“A newspaper is a private enterprise owing nothing whatsoever to the public, which grants it no franchise. It is therefore affected with no public interest.” – William Peter Hamilton, a former publisher of the Wall Street Journal.
That quote is particularly poignant this week as News Limited follows Fairfax in shedding staff and restructuring its business activities. News Ltd’s Chief executive Kim Williams today told staff there would be job losses through retrenchments and natural attrition as the group moves to centralise its operations from 19 to five divisions under a “one city, one newsroom” strategy. He did not say how many jobs would need to be shed.
Are we really becoming like the Americans, where newspapers owe nothing to the public? Perhaps. But my entire reason for educating young people about the practical skills of the Fourth Estate is to ensure that there are Australians capable to shining a light on politicians – and industry – who are working against the public interests. That’s our collective interest as Australians. And it’s those interests which are currently under attack.
Bernard Cohen wrote in 1993 wrote: “the press may not be successful much of the time in telling people what to think … it is stunningly successful in telling its readers what to think about”.
But the moves of News Limited and Fairfax this week will ultimately mean fewer and fewer voices, and fewer things to think about. This week’s announcements won’t stop the decline of newspapers – it will accelerate it. With fewer journalists, more generic content, more sub-editing outsourced to Page Masters in New Zealand, our Australian newspapers will become a pale imitation of what they are now, which is a pale imitation of what they once were.
Put it this way – with fewer journalists at our major newspapers, those who are left will become even more captive to vested interests than they were before – and that’s regardless of Gina arriving or Rupert leaving. Media moguls have come and gone – and most have been bad – that’s not the big issue. The bigger issue is diversity of voices heard by Australians.
Just look at Australian Provincial Newspapers (APN) where its once vibrant local and regional titles have been swallowed up and become cookie cutter facsimiles of each other. The life has gone out of them. They don’t have the same connection to the communities that they once had. It’s the same with Fairfax’s community papers: while still strong in some ways, they are really now only vehicles for display ads for houses. And let us not forget just how out-gunned Australian journalists are against the onslaught of the public relations industry.

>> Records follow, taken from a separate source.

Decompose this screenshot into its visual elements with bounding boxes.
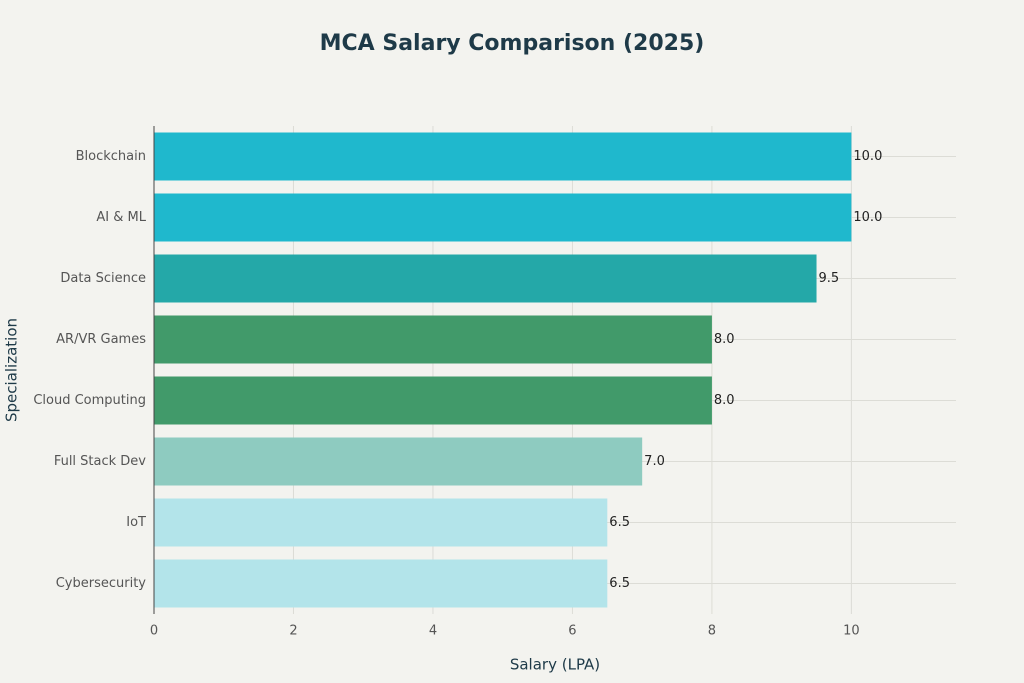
x-tick-label: 6 xyxy=(568,624,576,639)
x-tick-label: 2 xyxy=(289,624,297,639)
value-label: 7.0 xyxy=(644,454,665,469)
bar xyxy=(154,193,852,242)
value-label: 8.0 xyxy=(714,332,735,347)
x-tick-label: 8 xyxy=(708,624,716,639)
bar xyxy=(154,254,817,303)
y-tick-label: AI & ML xyxy=(96,210,146,225)
value-label: 10.0 xyxy=(853,210,882,225)
chart-title: MCA Salary Comparison (2025) xyxy=(320,31,705,56)
value-label: 6.5 xyxy=(609,576,630,591)
bar xyxy=(154,132,852,181)
x-tick-label: 4 xyxy=(429,624,437,639)
y-tick-label: Cloud Computing xyxy=(33,393,146,408)
x-axis-title: Salary (LPA) xyxy=(510,656,600,674)
x-tick-label: 10 xyxy=(843,624,860,639)
value-label: 8.0 xyxy=(714,393,735,408)
value-label: 10.0 xyxy=(853,149,882,164)
bar xyxy=(154,315,712,364)
value-label: 9.5 xyxy=(819,271,840,286)
value-label: 6.5 xyxy=(609,515,630,530)
y-tick-label: Data Science xyxy=(60,271,146,286)
y-axis-title: Specialization xyxy=(3,318,21,422)
bar xyxy=(154,437,643,486)
y-tick-label: Full Stack Dev xyxy=(54,454,146,469)
x-tick-label: 0 xyxy=(150,624,158,639)
y-tick-label: AR/VR Games xyxy=(56,332,146,347)
bar xyxy=(154,559,608,608)
y-tick-label: IoT xyxy=(126,515,146,530)
bar xyxy=(154,376,712,425)
y-tick-label: Blockchain xyxy=(76,149,146,164)
y-tick-label: Cybersecurity xyxy=(56,576,147,591)
bar xyxy=(154,498,608,547)
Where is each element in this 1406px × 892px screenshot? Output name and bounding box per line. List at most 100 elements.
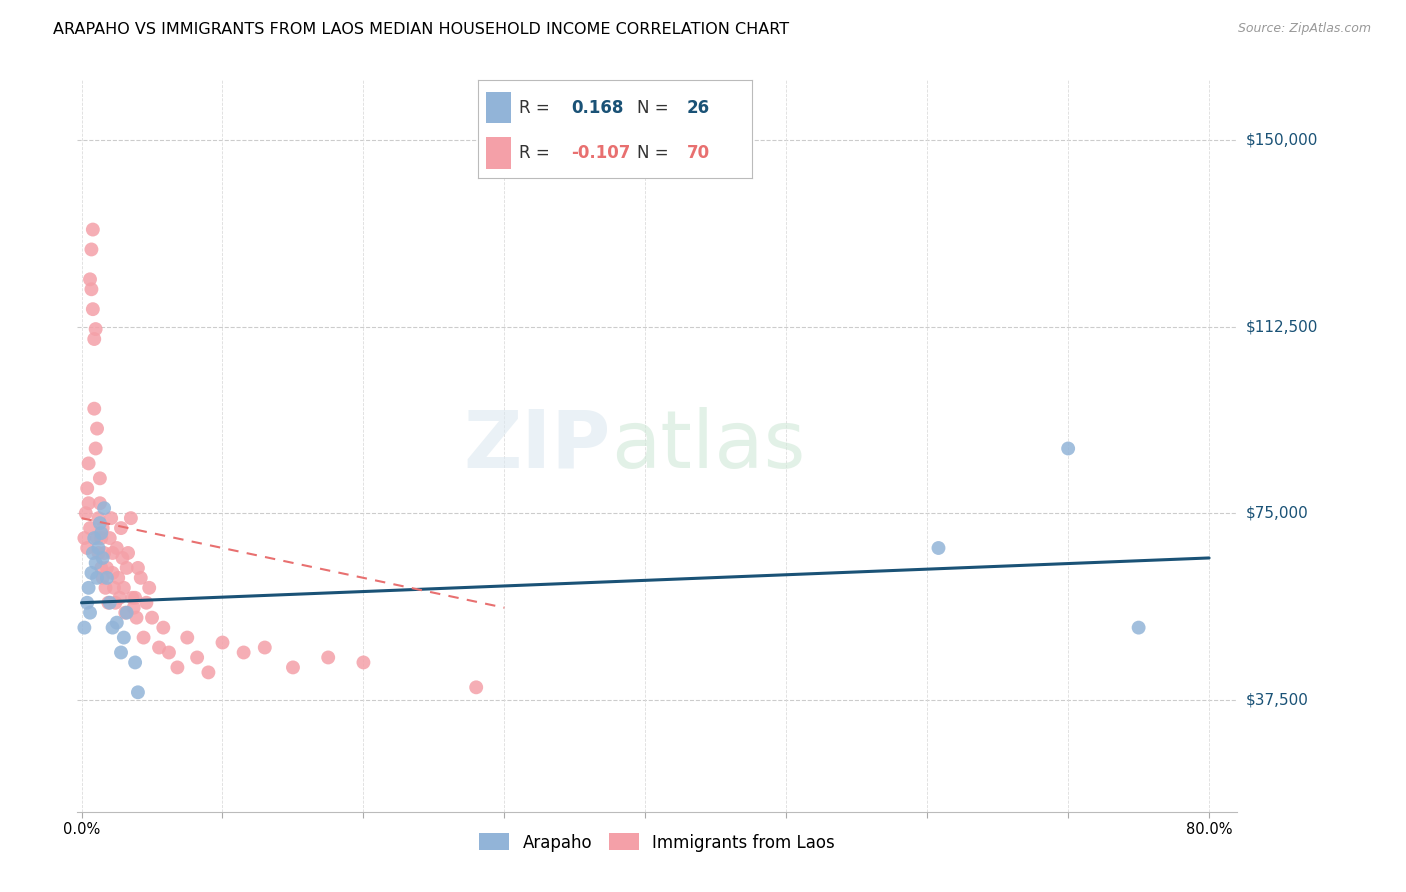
- Text: atlas: atlas: [612, 407, 806, 485]
- Point: [166, 660, 188, 674]
- Point: [101, 621, 124, 635]
- Point: [87, 511, 110, 525]
- Point: [91, 551, 114, 566]
- Point: [90, 561, 112, 575]
- Point: [79, 606, 101, 620]
- Point: [94, 581, 117, 595]
- Text: Source: ZipAtlas.com: Source: ZipAtlas.com: [1237, 22, 1371, 36]
- Point: [86, 421, 108, 435]
- Point: [80, 243, 103, 257]
- Point: [98, 596, 121, 610]
- Point: [135, 596, 157, 610]
- Point: [77, 581, 100, 595]
- Point: [108, 591, 131, 605]
- Point: [110, 645, 132, 659]
- Point: [1057, 442, 1080, 456]
- Point: [100, 511, 122, 525]
- Point: [281, 660, 304, 674]
- Text: $112,500: $112,500: [1246, 319, 1317, 334]
- Point: [86, 531, 108, 545]
- Text: $150,000: $150,000: [1246, 133, 1317, 147]
- Text: 26: 26: [686, 99, 710, 117]
- Point: [91, 571, 114, 585]
- Point: [77, 457, 100, 471]
- Point: [105, 615, 128, 630]
- Point: [90, 526, 112, 541]
- Point: [93, 546, 115, 560]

But despite the doom and gloom, I’ve sent messages to my very talented pool of soon-to-be journalism graduates to “chillax”. These announcements are part of trend that has been happening in the mass media for some time – perhaps as much as 30 years. Clever young people who want to work in the modern media environment understand they need to do better than their predecessors, in particular the antics exposed by the Leveson Inquiry in the UK and our own Cash for Comment scandal in Australia. Young people know that the papers which are surviving and thriving – are either incredibly in touch with their local communities or ones which are doing great journalism.
Frankly, the legacy media have given few opportunities to journalism graduates in the past few years – smart young people have been snapped up by new media. For the sake of democracy and our country we need to support these new digital providers.
Let’s hope that Communications Minister Stephen Conroy and his colleagues remember one important thing as they read of Business Spectator – run by heavy-hitting journos Alan Kohler, Stephen Bartholomeusz and Robert Gottliebsen – being swallowed up by News Limited:
“The media are the principal carriers of the life blood of democracy: information. It is their responsibility, therefore, to maximise the opportunities for citizens to make political decisions and cast ballots on the basis of informed choice – retrospectively, about the extent to which the government has kept its promises in office, and prospectively, about how rival candidates will act if (re)elected to office.” (Gunther and Mughan, 2000.)
Or in more home-spun terms, the words of the late Queensland premier Sir Joh Bjelke-Petersen: “The greatest thing that could happen in the state and the nation is when we get rid of the media. Then we would live in peace and tranquillity and no one would know anything.”